Sunday, January 2, 2011

My Outdoor Mentors

Santa brought Dan and I snowshoes this year and boy do we love them!  Today we took them out for a quick spin on Mt. Evans and it was just beyond beautiful.  As we were hiking along, my thoughts got to floating, as they often do when I am trudging up along a path.  The theme that emerged was simple: I love doing this!, and I am so thankful!  Thankful that I am able!, and thankful for the many mentors that got me to this point.

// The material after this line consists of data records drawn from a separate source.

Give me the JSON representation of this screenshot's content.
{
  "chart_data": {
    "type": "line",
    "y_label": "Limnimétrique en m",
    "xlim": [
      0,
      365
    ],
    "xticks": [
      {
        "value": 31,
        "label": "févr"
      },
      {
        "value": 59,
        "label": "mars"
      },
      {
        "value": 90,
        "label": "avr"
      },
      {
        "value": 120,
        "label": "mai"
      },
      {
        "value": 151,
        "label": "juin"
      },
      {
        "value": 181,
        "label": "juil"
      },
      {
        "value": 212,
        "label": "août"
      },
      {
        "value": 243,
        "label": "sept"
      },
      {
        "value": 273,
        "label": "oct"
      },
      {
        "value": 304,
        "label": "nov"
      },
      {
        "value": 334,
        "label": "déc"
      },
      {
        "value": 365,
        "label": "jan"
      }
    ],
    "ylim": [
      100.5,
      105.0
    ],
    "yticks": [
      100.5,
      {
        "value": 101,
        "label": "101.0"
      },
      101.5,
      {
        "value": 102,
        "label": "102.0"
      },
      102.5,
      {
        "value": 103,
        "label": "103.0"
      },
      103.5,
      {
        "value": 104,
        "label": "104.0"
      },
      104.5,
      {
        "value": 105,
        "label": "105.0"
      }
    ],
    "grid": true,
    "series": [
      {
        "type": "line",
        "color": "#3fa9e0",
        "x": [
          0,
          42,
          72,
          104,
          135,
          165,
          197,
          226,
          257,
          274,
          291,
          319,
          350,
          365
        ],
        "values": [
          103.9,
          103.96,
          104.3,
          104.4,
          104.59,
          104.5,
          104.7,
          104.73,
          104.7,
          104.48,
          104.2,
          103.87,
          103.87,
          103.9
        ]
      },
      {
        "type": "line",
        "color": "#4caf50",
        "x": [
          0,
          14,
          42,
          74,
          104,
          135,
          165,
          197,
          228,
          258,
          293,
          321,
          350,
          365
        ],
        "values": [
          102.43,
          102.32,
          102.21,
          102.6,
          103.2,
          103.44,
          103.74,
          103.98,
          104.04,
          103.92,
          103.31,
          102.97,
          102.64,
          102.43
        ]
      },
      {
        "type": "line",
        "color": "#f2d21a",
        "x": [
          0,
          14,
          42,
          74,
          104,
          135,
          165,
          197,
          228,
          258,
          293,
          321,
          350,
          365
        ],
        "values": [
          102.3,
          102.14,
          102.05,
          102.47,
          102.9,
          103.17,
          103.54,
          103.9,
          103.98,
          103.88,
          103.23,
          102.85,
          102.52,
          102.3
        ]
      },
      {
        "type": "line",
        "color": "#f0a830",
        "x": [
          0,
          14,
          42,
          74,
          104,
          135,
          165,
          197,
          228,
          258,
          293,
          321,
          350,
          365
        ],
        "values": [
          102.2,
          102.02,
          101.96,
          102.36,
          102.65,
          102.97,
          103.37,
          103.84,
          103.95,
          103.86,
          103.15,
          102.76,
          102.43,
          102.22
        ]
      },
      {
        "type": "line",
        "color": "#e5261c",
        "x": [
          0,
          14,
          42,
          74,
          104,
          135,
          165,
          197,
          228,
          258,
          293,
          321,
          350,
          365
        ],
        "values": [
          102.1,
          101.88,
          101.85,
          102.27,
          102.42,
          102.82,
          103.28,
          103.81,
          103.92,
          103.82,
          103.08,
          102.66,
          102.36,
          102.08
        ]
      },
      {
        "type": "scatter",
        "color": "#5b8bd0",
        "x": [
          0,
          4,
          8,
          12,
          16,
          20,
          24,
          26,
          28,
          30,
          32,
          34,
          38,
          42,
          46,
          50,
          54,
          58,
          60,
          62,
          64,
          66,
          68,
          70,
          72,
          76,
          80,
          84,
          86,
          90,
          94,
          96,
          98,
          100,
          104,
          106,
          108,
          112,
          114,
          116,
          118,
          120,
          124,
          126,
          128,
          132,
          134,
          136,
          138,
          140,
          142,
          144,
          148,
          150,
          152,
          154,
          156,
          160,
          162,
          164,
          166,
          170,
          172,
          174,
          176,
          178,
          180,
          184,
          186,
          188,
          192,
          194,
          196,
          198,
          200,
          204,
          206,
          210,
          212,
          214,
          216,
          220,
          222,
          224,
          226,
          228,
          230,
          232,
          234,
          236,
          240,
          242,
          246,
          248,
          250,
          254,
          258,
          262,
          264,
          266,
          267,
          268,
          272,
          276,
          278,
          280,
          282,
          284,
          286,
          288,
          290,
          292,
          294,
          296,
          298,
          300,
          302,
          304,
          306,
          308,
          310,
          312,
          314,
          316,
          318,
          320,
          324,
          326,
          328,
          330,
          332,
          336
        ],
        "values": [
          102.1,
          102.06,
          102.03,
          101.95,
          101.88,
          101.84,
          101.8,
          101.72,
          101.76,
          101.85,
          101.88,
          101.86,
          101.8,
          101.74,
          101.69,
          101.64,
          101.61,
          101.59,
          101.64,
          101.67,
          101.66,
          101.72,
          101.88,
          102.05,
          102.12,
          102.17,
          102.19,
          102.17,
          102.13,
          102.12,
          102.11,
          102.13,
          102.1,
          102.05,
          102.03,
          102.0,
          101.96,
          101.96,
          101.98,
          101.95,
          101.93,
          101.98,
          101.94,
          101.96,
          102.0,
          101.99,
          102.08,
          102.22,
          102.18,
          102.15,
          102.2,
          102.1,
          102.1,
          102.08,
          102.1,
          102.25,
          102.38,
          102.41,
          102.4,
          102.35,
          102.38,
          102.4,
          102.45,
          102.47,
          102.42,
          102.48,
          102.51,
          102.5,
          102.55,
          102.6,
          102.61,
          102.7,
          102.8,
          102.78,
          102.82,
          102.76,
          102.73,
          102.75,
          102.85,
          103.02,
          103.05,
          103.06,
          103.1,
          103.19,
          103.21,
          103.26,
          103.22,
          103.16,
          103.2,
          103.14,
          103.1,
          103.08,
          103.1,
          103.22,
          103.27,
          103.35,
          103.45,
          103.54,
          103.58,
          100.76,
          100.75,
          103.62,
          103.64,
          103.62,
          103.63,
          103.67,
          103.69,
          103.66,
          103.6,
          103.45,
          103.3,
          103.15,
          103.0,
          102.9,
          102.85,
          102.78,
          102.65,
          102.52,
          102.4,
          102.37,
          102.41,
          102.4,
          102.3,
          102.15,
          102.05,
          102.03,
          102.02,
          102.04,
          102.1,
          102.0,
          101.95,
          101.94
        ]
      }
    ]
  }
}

When I first moved to Colorado, I was attracted to the many outdoor activities, but also overwhelmed by all that I did not know and completely intimidated, mostly due to my tendency towards comparison and difficulty with being a novice.  Thankfully, I had friends that mentored me along the way:
- Kevin: you got me out on hiking trail before I even knew that I wanted to be.  Thank you for your presence and for teaching me that in order to stay warm at night, I needed to keep my arms inside the sleeping bag.
- Lynne: you went walking, hiking, running, and skiing with me when I was recovering from cancer and beyond.  Thank you for your belief, encouragement, and steady friendship.  And for laughing through it all.
- Addy: you knew that my biggest hurdle is my fear of being cold!, so you taught me about good gear and then stuck me in the deep end with winter hut trips and snowboarding in frigid temps.  You are a gifted guide and the antidote to unhealthy competition that plagues outdoor enthusiasts. 
- Dan: you take care of things and take care of me; often tying my boots when I am exhausted or on the verge of giving up.  You are patient and kind, even when frustrated.  And you always bring really good snacks (and beverages) - so key.  Being outdoors with you is a deep joy and especially fulfilling.

Today I thought of all of you with gratitude and big doses of warm nostalgia.  (Especially you, Dan, because I was looking uphill at your backside!!!).